Bukan hanya masalah membangun kapasitas lebih banyak. Dilema energi Taiwan adalah kombinasi dari tantangan keamanan nasional, iklim, dan politik. Pulau ini bergantung pada bahan bakar fosil impor untuk sekitar 90 persen energinya dan hidup di bawah ancaman blokade, karantina, atau invasi dari China yang semakin meningkat. Selain itu, karena alasan politik, pemerintah telah berjanji untuk menutup sektor nuklirnya pada tahun 2025.
Taiwan secara rutin menghadiri pertemuan iklim PBB, meskipun tidak pernah sebagai peserta. Dikecualikan atas desakan China dari keanggotaan di PBB, Taiwan menegaskan kehadirannya di pinggiran, mengadakan acara sampingan dan mengadopsi target Kesepakatan Paris untuk mencapai puncak emisi sebelum 2030 dan mencapai netralitas karbon pada 2050. Perusahaan-perusahaan besar di Taiwan, termasuk TSMC, telah bergabung dengan RE100, inisiatif energi terbarukan perusahaan, dan berjanji untuk mencapai produksi netral karbon. Namun saat ini, ada kesenjangan yang besar antara aspirasi dan kinerja.

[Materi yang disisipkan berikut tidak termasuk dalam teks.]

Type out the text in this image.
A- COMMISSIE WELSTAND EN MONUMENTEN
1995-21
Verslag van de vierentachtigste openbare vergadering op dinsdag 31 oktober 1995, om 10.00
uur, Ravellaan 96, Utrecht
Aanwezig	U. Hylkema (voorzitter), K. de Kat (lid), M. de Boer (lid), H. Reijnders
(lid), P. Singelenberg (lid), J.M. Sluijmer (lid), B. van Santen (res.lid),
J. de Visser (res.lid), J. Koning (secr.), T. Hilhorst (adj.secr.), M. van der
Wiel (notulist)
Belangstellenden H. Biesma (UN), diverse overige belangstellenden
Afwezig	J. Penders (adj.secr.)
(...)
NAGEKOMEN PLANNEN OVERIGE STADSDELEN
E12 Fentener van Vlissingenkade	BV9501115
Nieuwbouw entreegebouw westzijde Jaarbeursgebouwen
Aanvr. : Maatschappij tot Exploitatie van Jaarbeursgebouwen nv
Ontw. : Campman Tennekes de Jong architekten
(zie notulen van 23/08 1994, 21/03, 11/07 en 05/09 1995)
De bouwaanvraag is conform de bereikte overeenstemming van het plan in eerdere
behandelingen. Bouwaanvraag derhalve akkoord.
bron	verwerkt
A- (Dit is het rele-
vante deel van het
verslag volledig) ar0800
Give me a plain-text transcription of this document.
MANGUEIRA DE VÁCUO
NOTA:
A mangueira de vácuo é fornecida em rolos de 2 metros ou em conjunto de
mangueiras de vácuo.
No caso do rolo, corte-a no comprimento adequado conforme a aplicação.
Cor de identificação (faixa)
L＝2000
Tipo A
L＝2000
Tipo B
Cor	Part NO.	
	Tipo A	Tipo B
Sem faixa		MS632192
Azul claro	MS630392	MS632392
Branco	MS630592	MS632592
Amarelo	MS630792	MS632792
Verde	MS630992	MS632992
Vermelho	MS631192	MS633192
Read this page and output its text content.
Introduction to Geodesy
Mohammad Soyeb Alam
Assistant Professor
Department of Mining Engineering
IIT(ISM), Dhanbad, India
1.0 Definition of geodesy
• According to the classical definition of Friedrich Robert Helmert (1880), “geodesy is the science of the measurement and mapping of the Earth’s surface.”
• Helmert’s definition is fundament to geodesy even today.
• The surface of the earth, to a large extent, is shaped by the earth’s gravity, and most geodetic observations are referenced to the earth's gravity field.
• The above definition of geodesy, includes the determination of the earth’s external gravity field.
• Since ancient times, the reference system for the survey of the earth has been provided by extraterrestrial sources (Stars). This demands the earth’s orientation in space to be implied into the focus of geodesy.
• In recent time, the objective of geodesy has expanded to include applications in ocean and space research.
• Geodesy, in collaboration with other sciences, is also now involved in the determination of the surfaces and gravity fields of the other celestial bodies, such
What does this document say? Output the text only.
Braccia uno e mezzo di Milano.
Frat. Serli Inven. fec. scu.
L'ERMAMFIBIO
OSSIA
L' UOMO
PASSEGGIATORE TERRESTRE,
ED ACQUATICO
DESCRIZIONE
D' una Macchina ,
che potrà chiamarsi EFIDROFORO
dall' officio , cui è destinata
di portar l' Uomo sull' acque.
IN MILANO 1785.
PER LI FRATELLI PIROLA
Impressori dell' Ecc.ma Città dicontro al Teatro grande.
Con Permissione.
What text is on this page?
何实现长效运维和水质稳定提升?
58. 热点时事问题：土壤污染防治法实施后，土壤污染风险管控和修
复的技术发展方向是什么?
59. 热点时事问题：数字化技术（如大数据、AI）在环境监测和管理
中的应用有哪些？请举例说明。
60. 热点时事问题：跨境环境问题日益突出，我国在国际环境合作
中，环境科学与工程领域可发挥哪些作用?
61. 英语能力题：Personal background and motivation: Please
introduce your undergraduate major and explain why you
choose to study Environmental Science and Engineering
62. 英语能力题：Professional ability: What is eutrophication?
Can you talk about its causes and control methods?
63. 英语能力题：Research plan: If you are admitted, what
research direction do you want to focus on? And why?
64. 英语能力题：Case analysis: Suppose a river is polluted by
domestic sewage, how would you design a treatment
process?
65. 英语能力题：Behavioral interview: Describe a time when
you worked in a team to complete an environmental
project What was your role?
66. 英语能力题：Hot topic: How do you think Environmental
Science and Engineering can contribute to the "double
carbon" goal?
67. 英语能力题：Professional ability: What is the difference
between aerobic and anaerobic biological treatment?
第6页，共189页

Angelica Oung, seorang jurnalis dan pendiri Aliansi Transisi Energi Bersih, sebuah lembaga nirlaba yang advokasi untuk transisi energi yang cepat, telah mempelajari sektor energi Taiwan selama bertahun-tahun. Ketika kami bertemu di sebuah restoran di Taipei, dia dengan ceria memesan sejumlah hidangan yang tidak masuk akal banyaknya yang memenuhi meja kecil saat kami berbicara. Oung menggambarkan dua pemadaman listrik besar—satu pada tahun 2021 yang mempengaruhi TSMC dan 6,2 juta rumah tangga selama lima jam, dan satu lagi pada tahun 2022 yang memengaruhi 5,5 juta rumah tangga. Itu tanda, katanya, dari sistem energi yang berjalan sangat dekat dengan batasnya.
Nicholas Chen berpendapat bahwa pemerintah gagal untuk mengikuti bahkan dengan permintaan yang ada. \”Dalam delapan tahun terakhir, telah terjadi empat pemadaman listrik besar,\” katanya, dan \”mati lampu adalah hal yang umum.\”
Margin operasional pada grid—buffer antara pasokan dan permintaan—seharusnya 25 persen dalam sistem yang aman. Di Taiwan, Oung menjelaskan, telah terjadi beberapa kali tahun ini ketika margin turun hingga 5 persen. \”Ini menunjukkan bahwa sistemnya rapuh,\” katanya.
Campuran energi saat ini Taiwan menggambarkan besarnya tantangan: Tahun lalu, sektor energi Taiwan bergantung 83 persen pada bahan bakar fosil: Batubara menyumbang sekitar 42 persen dari pembangkitan, gas alam 40 persen, dan minyak 1 persen. Nuklir menyumbang 6 persen, dan energi surya, angin, hidro, dan biomassa bersama hampir 10 persen, menurut Kementerian Urusan Ekonomi.
Bahan bakar fosil Taiwan diimpor melalui laut, yang meninggalkan pulau ini pada belas kasihan baik fluktuasi harga internasional maupun blokade potensial oleh China. Pemerintah telah berupaya untuk melindungi konsumen dari kenaikan harga global, namun hal itu telah mengakibatkan utang yang semakin meningkat bagi Perusahaan Listrik Nasional Taiwan (Taipower), penyedia nasional. Dalam kejadian blokade laut oleh China, Taiwan bisa mengandalkan sekitar enam minggu cadangan batubara tetapi tidak banyak lebih dari seminggu gas alam cair (LNG). Mengingat bahwa LNG menyumbang lebih dari sepertiga pembangkitan listrik, dampaknya akan serius.
Pemerintah telah mengumumkan target energi yang ambisius. Peta jalan netralitas karbon 2050 yang dirilis oleh Dewan Pembangunan Nasional Taiwan pada tahun 2022 berjanji untuk menutup sektor nuklirnya pada tahun 2025. Pada tahun yang sama, pangsa batubara harus turun menjadi 30 persen, gas harus naik menjadi 50 persen, dan energi terbarukan harus meloncat menjadi 20 persen. Tidak satu pun dari target tersebut berada di jalur yang benar.